Point 3.  Is the author serious?  I couldn't quit laughing.  Because minimum wage goes up, people above the new minimum wage get a raise, too?  In what world?  I've rarely, if ever, have seen this happen.  It never happened to me.  It pisses those people off, their output decreases, attitude sucks and the start looking for a different job.  If someone has been a great employee, they have worked for years to make enough in raises (that started at a lower minimum wage level) to still be above the new minimum wage and get nothing, yet the newbie who is barely a decent employee now makes $1.00 an hour less than they do, what do you think happens?  How about the person who just got a raise, but makes less than the new minimum, get bumped to minimum just like the person who walked in the door?  I wonder how long it took the author to find that study that supported her claim.  Did she even leave her desk to talk to REAL people from dollar/hour workers to management to owners to corporate CFOs?  As this, in my experience, rarely happens, how again does this help the economy in a significant manner?

And it isn't just an increase to $9.80.  The business also has to pay in extra to match FICA, etc.

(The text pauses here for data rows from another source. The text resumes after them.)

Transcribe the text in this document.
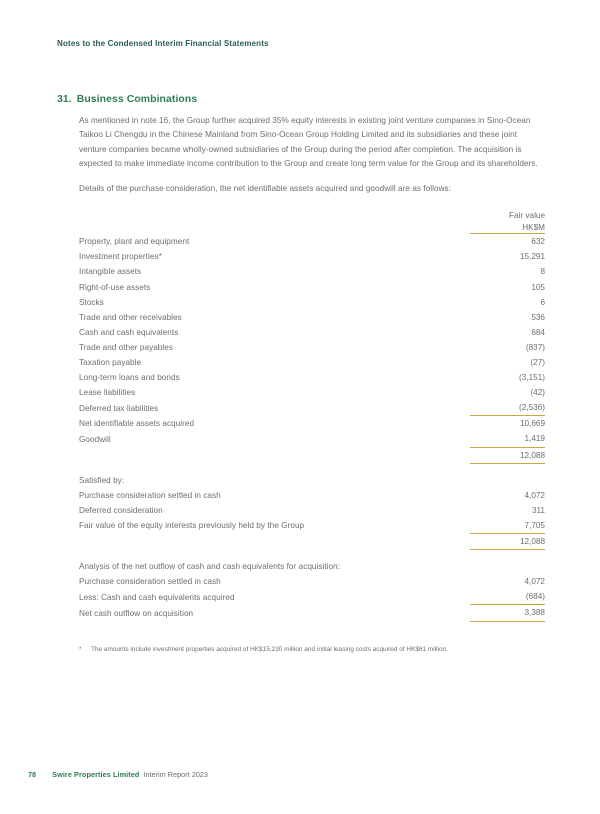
Notes to the Condensed Interim Financial Statements
31. Business Combinations

As mentioned in note 16, the Group further acquired 35% equity interests in existing joint venture companies in Sino-Ocean Taikoo Li Chengdu in the Chinese Mainland from Sino-Ocean Group Holding Limited and its subsidiaries and these joint venture companies became wholly-owned subsidiaries of the Group during the period after completion. The acquisition is expected to make immediate income contribution to the Group and create long term value for the Group and its shareholders.

Details of the purchase consideration, the net identifiable assets acquired and goodwill are as follows:

	Fair value
HK$M

Property, plant and equipment	632
Investment properties*	15,291
Intangible assets	8
Right-of-use assets	105
Stocks	6
Trade and other receivables	536
Cash and cash equivalents	684
Trade and other payables	(837)
Taxation payable	(27)
Long-term loans and bonds	(3,151)
Lease liabilities	(42)
Deferred tax liabilities	(2,536)
Net identifiable assets acquired	10,669
Goodwill	1,419
	12,088

Satisfied by:	
Purchase consideration settled in cash	4,072
Deferred consideration	311
Fair value of the equity interests previously held by the Group	7,705
	12,088

Analysis of the net outflow of cash and cash equivalents for acquisition:	
Purchase consideration settled in cash	4,072
Less: Cash and cash equivalents acquired	(684)
Net cash outflow on acquisition	3,388
* The amounts include investment properties acquired of HK$15,230 million and initial leasing costs acquired of HK$61 million.
78 Swire Properties Limited Interim Report 2023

I was once told by my business accountant that by the time you figure in all the matching FICA, etc. plus other things like unemployment insurance and the like, you are really paying the $10/hr employee $17.50/hr.  Yes, it is all part of doing business and should be reflected in the businesses pricing.  Yet those "behind the scenes" costs aren't realized by most people and they don't see how a $1.55/hr (in Illinois) should make that much difference.

Are the minimum wage employees going to be better off?  For the few that don't get their hours cut and do something productive with their new found earnings, most likely so.  But how many people will that represent?  Half?  Third?  Fourth?  Tenth?  1 in 100?  1 in 1000?

What I see happening from my experience:  Less employee hours.  Higher prices.  Small business closing down.  I don't see the cup getting fuller like the author does.  I see more internet trade for those businesses that can use that function which will probably end up with less sales tax paid in which makes states receive less money (did you report unpaid internet sales tax on YOUR return last year???) and this helps the economy how like the author is claiming? 

Solution?  I think since this appears to be a federal issue, to make a federal standard.  Each business keeps mandated semi-yearly job performance/wage reviews on file for each employee.  Those performing admirably receive federally mandated wage increases, those who do minimal or are lacking do not.  Step up your game or don't get paid.  Records are kept on file at the business and not sent to the government but can be requested or provided by the business at any time to the employee or government.

Ok, I know I'm going to get blasted by comments.  But before you start typing, consider two things:  To whom are corporations responsible?  Shareholders...not their employees (well unless they are employee owned).  Owners/upper management's jobs are to ensure this happens.  Independent owner/operators, like their employees, are dependent upon the profitability of their business which are often times the mainstay of their livelihoods.  If they don't make it, neither does their business and people are out of work.  This isn't of MY doing.  But from my view and since I've worked my way up through it, it is the way it is; I don't make the rules.